The Potential of Glucose Treatment to Reduce Reactive Oxygen Species Production and Apoptosis of Inflamed Neural Cells In Vitro

Abstract

Neuroinflammation is a key feature in the pathogenesis of entrapment neuropathies. Clinical trial evidence suggests that perineural injection of glucose in water at entrapment sites has therapeutic benefits beyond a mere mechanical effect. We previously demonstrated that 12.5–25 mM glucose restored normal metabolism in human SH-SYFY neuronal cells rendered metabolically inactive from TNF-α exposure, a common initiator of neuroinflammation, and reduced secondary elevation of inflammatory cytokines. In the present study, we measured the effects of glucose treatment on cell survival, ROS activity, gene-related inflammation, and cell cycle regulation in the presence of neurogenic inflammation. We exposed SH-SY5Y cells to 10 ng/mL of TNF-α for 24 h to generate an inflammatory environment, followed by 24 h of exposure to 3.125, 6.25, 12.5, and 25 mM glucose. Glucose exposure, particularly at 12.5 mM, preserved apoptotic SH-SY5Y cell survival following a neuroinflammatory insult. ROS production was substantially reduced, suggesting a ROS scavenging effect. Glucose treatment significantly increased levels of CREB, JNK, and p70S6K (p < 0.01), pointing to antioxidative and anti-inflammatory actions through components of the MAPK family and Akt pathways but appeared underpowered (n = 6) to reach significance for NF-κB, p38, ERK1/2, Akt, and STAT5 (p < 0.05).

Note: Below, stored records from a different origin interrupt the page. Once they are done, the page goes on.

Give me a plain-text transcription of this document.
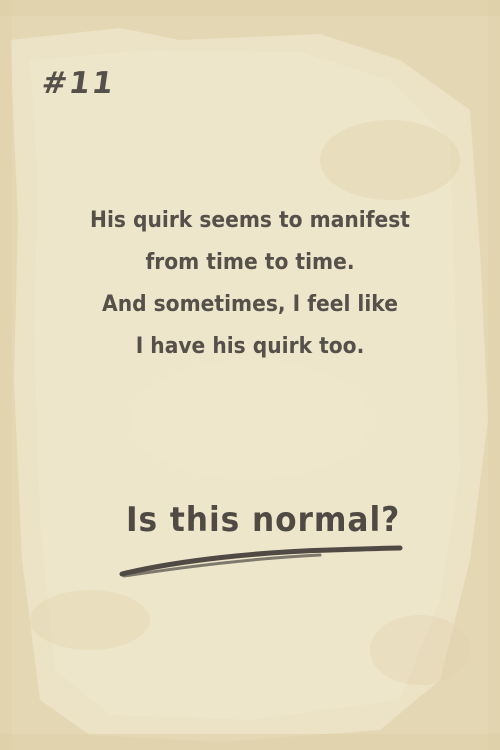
#11
His quirk seems to manifest
from time to time.
And sometimes, I feel like
I have his quirk too.
Is this normal?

Cell regulation analysis indicated that glucose treatment recovered/restored function in cells arrested in the S or G2/M-phases. In summary, glucose exposure in vitro restores function in apoptotic nerves after TNF-α exposure via several mechanisms, including ROS scavenging and enhancement of MAPK family and Akt pathways. These findings suggest that glucose injection about entrapped peripheral nerves may have several favorable biochemical actions that enhance neuronal cell function.